Defense Date

8-31-2017

Graduation Date

Fall 1-1-2017

Availability

Immediate Access

Submission Type

dissertation

Degree Name

PhD

Department

Clinical Psychology

School

McAnulty College and Graduate School of Liberal Arts

Committee Chair

Eva Simms

Committee Member

Roger Brooke

Committee Member

Jessie Goicoechea

Keywords

military sexual assault, military sexual trauma, toxic leadership, reporting, retaliation, social ecological, mobbing

Abstract

Military leaders play central roles in responding to sexual assault in the military social ecology, yet their impacts on victims’ post-assault and reporting experiences remain understudied. Using standpoint epistemology and a military-specific social ecological approach, this two-stage project investigated how military leaders impacted survivors’ post-assault and reporting experiences, as well as their experiences with military peers, community resources, and justice and separation processes. Data were gathered through an initial focus group with eight subject matter experts in advocacy, legal work, and policy reform, followed by subsequent in-depth individual interviews with eight female survivors of military sexual assault, seven of whom filed unrestricted reports between 2006 and 2014 and all of whom were separated from service between 2007 and 2015. Analysis was performed with grounded theory.

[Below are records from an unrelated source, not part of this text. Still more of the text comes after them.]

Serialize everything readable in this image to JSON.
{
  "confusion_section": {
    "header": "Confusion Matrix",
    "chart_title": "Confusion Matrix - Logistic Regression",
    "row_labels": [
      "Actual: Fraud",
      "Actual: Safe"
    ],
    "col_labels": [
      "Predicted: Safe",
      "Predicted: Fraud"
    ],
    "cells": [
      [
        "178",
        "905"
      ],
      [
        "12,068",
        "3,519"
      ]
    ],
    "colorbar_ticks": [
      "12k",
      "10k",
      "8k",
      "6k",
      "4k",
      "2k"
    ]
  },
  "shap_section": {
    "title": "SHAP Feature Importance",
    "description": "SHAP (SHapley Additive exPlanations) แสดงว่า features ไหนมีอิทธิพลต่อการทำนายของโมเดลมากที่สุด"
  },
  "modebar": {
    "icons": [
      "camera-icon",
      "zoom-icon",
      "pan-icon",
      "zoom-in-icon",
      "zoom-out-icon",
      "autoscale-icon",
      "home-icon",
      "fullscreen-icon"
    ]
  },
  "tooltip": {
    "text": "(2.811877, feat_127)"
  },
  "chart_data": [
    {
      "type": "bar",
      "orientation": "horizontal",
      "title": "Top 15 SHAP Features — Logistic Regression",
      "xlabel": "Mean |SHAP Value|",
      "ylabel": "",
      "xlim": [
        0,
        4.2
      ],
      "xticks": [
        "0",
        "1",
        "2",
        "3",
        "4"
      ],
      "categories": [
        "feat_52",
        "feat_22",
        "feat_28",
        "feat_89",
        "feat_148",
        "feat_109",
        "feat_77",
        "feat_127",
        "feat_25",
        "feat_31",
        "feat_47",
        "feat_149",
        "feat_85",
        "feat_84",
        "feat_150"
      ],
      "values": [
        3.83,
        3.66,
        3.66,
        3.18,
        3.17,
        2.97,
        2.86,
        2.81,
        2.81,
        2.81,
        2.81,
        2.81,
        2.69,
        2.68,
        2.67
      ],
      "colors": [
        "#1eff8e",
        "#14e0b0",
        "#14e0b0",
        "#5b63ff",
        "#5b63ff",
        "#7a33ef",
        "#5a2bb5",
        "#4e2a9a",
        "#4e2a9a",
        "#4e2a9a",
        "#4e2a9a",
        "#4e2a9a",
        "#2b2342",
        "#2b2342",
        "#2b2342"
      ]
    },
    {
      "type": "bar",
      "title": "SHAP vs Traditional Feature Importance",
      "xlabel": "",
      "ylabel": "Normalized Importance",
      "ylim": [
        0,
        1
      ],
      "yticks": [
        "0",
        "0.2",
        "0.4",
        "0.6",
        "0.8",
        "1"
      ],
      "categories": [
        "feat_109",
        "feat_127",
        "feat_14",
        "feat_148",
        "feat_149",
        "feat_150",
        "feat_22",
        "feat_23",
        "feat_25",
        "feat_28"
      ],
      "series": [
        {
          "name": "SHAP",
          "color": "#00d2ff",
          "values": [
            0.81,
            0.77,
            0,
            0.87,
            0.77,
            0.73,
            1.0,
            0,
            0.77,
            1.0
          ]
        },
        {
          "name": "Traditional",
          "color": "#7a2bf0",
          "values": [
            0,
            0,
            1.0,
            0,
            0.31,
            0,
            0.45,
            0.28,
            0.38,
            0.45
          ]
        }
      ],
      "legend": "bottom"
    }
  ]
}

Findings provide in-depth understanding of the extensive impact of military leaders on survivors’ experiences across the military social ecology. Data indicate that when leaders themselves perpetrated, were affiliated with perpetrators, or became otherwise compromised, they damaged victims’ reporting experiences, recoveries, and support systems. These negative-destructive leaders capitalized on the close-knit, transitory, and male-dominated military environment to recruit other leaders and supports into an escalating process of defamation of and retaliation against survivors—a process described as forming ranks. As this destructive process escalated, it potentiated the harms caused by the initial assault(s) and compromised the support and protection available to victims from peers, positive-constructive leadership, and military community resources. In three cases, it contributed to survivors’ attempting to take their own lives. This destructive process also interacted with structural power dynamics to compound barriers to leader-perpetrator accountability in the command-directed justice system. By forming ranks against survivors, negative-destructive leaders ultimately deprived them of the ability to recover while they remained in service and contributed to their separations from the military—the very purpose of this retaliatory process. All participants provided actionable recommendations to increase leadership accountability and improve the military system, in order to better protect future survivors from the victimization and retraumatization that they or those they knew had endured.